Der Reisekonzern Tui hat erfolgreich ein Schuldscheindarlehen in Höhe von 250 Millionen Euro am Markt platziert. Die Erlöse aus dieser Emission sollen dazu dienen, Flugzeug-Leasingverträge vorzeitig abzulösen und die entsprechenden Vermögenswerte in das Eigentum des Konzerns zu überführen. Dies ist ein Schritt zur Optimierung der Unternehmensfinanzen und zur Erhöhung der operativen Flexibilität.
Die platzierte Emission umfaßt fest und variabel verzinsliche Tranchen mit Laufzeiten von drei und fünf Jahren. Die durchschnittliche Laufzeit des Darlehens beträgt 3,6 Jahre, bei einer Verzinsung von rund vier Prozent. Tui erklärte, mit den Erlösen eine Senkung der Finanzierungskosten, eine Steigerung der operativen Effizienz und eine Verbesserung des Cashflows anzustreben. Die Transaktion sei zudem Nettoschulden-neutral, was bedeutet, daß sich die Gesamtverschuldung des Unternehmens durch diese Maßnahme nicht erhöht.

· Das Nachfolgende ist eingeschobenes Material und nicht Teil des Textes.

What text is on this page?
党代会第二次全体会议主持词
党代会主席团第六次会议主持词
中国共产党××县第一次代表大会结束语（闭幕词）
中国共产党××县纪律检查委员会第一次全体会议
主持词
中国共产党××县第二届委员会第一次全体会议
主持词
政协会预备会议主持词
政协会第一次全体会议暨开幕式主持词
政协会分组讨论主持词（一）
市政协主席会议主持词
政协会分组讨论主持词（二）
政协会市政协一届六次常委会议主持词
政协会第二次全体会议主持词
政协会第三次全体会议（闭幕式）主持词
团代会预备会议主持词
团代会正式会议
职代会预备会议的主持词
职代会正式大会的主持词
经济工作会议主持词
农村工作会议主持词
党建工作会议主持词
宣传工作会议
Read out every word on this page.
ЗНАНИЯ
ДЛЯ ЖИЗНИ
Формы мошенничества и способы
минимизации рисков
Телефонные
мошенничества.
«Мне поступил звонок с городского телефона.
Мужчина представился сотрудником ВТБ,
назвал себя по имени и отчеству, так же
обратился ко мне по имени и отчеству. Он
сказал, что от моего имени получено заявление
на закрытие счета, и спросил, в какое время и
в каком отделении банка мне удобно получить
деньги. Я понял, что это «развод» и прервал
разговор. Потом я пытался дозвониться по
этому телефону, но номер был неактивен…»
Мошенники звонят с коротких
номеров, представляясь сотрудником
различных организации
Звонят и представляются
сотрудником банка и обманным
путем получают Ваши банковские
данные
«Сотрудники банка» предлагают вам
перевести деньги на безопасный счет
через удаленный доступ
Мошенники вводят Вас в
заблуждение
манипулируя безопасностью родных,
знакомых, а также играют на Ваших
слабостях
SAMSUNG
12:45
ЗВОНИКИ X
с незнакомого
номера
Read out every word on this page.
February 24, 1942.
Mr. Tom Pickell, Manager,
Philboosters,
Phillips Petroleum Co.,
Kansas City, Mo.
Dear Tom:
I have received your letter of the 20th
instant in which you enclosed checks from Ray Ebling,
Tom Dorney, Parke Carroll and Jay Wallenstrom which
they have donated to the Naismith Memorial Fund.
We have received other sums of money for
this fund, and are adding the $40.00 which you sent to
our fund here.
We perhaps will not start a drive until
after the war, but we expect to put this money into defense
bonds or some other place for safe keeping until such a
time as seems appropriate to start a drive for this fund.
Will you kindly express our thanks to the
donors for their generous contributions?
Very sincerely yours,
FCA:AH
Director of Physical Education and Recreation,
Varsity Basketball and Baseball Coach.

Die letzte Schuldscheinemission von Tui erfolgte im Jahre 2018. Von dieser Emission stehen aktuell noch 32,5 Millionen Euro aus, die bis zum Jahre 2028 fällig werden. Die Wahl eines Schuldscheindarlehens als Finanzierungsinstrument unterstreicht das Vertrauen des Marktes in Tui und seine Geschäftsstrategie. Derartige Darlehen sind eine bewährte Form der Unternehmensfinanzierung, die eine Alternative zu klassischen Bankkrediten oder Anleihen darstellt und oft von institutionellen Anlegern gezeichnet wird.
Der Börsenkurs des Unternehmens, der innerhalb eines Jahres um knapp ein Drittel zulegen konnte, zeigte am Donnerstag kaum Veränderungen und lag am späten Nachmittag bei 7,98 Euro pro Aktie. Dies deutet darauf hin, daß die Nachricht über die erfolgreiche Platzierung des Schuldscheindarlehens vom Kapitalmarkt positiv aufgenommen oder bereits eingepreist wurde.